This prebuilt graph is an agent that uses a reflection-style architecture to check and improve an initial agent's output.
pip install langgraph-reflection
We make some assumptions about the graphs:
- The main agent should take as input a list of messages
- The reflection agent should return a user message if there is any critiques, otherwise it should return no messages.
Below are a few examples of how to use this reflection agent.
LLM-as-a-Judge (examples/llm_as_a_judge.py)
In this example, the reflection agent uses another LLM to judge its output. The judge evaluates responses based on:
- Accuracy - Is the information correct and factual?
- Completeness - Does it fully address the user's query?
- Clarity - Is the explanation clear and well-structured?
- Helpfulness - Does it provide actionable and useful information?
- Safety - Does it avoid harmful or inappropriate content?
Installation:
pip install langgraph-reflection langchain openevals
Example usage:
# Define the main assistant graph
assistant_graph = ...
# Define the judge function that evaluates responses
def judge_response(state, config):
"""Evaluate the assistant's response using a separate judge model."""
evaluator = create_llm_as_judge(
prompt=critique_prompt,
model="openai:o3-mini",
feedback_key="pass",
)
eval_result = evaluator(outputs=state["messages"][-1].content, inputs=None)
if eval_result["score"]:
print("✅ Response approved by judge")
return
else:
# Otherwise, return the judge's critique as a new user message
print("⚠️ Judge requested improvements")
return {"messages": [{"role": "user", "content": eval_result["comment"]}]}
# Create graphs with reflection
judge_graph = StateGraph(MessagesState).add_node(judge_response)...
# Create reflection graph that combines assistant and judge
reflection_app = create_reflection_graph(assistant_graph, judge_graph)
result = reflection_app.invoke({"messages": example_query})
Code Validation (examples/coding.py)
This example demonstrates how to use the reflection agent to validate and improve Python code. It uses Pyright for static type checking and error detection. The system:
- Takes a coding task as input
- Generates Python code using the main agent
- Validates the code using Pyright
- If errors are found, sends them back to the main agent for correction
- Repeats until the code passes validation
Installation:
pip install langgraph-reflection langchain pyright
Example usage:
assistant_graph = ...
# Function that validates code using Pyright
def try_running(state: dict) -> dict | None:
"""Attempt to run and analyze the extracted Python code."""

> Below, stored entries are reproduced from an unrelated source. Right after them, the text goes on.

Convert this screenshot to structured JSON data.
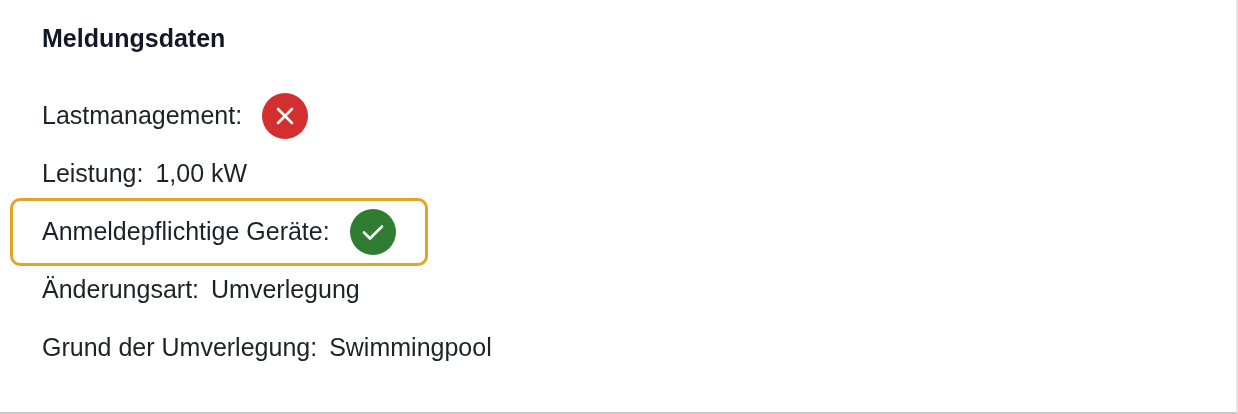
{
  "section": {
    "title": "Meldungsdaten"
  },
  "fields": [
    {
      "kind": "status",
      "label": "Lastmanagement:",
      "ok": false,
      "highlighted": false
    },
    {
      "kind": "text",
      "label": "Leistung:",
      "value": "1,00 kW",
      "highlighted": false
    },
    {
      "kind": "status",
      "label": "Anmeldepflichtige Geräte:",
      "ok": true,
      "highlighted": true
    },
    {
      "kind": "text",
      "label": "Änderungsart:",
      "value": "Umverlegung",
      "highlighted": false
    },
    {
      "kind": "text",
      "label": "Grund der Umverlegung:",
      "value": "Swimmingpool",
      "highlighted": false
    }
  ]
}
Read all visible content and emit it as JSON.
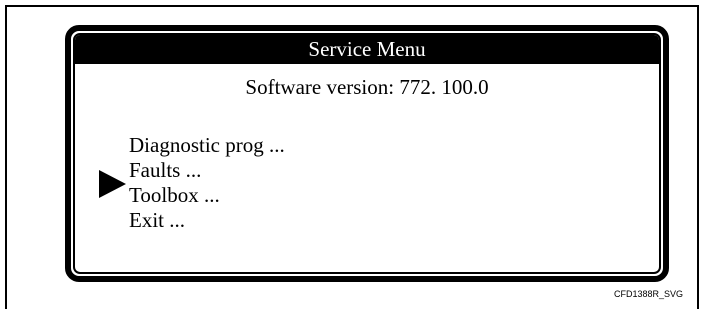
{
  "screen": {
    "title": "Service Menu",
    "version_text": "Software version: 772. 100.0",
    "menu_items": [
      {
        "label": "Diagnostic prog ...",
        "selected": false
      },
      {
        "label": "Faults ...",
        "selected": true
      },
      {
        "label": "Toolbox ...",
        "selected": false
      },
      {
        "label": "Exit ...",
        "selected": false
      }
    ],
    "pointer_icon": "triangle-right-icon"
  },
  "figure": {
    "caption": "CFD1388R_SVG"
  }
}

# Extract code from the conversation
code = extract_python_code(state['messages'])
# Run Pyright analysis
result = analyze_with_pyright(code)
if result['summary']['errorCount']:
# If errors found, return critique for the main agent
return {
"messages": [{
"role": "user",
"content": f"I ran pyright and found this: {result['generalDiagnostics']}\n\n"
"Try to fix it..."
}]
}
# No errors found - return None to indicate success
return None
# Create graphs with reflection
judge_graph = StateGraph(MessagesState).add_node(try_running)...
# Create reflection system that combines code generation and validation
reflection_app = create_reflection_graph(assistant_graph, judge_graph)
result = reflection_app.invoke({"messages": example_query})
The code validation example ensures that generated code is not only syntactically correct but also type-safe and follows best practices through static analysis.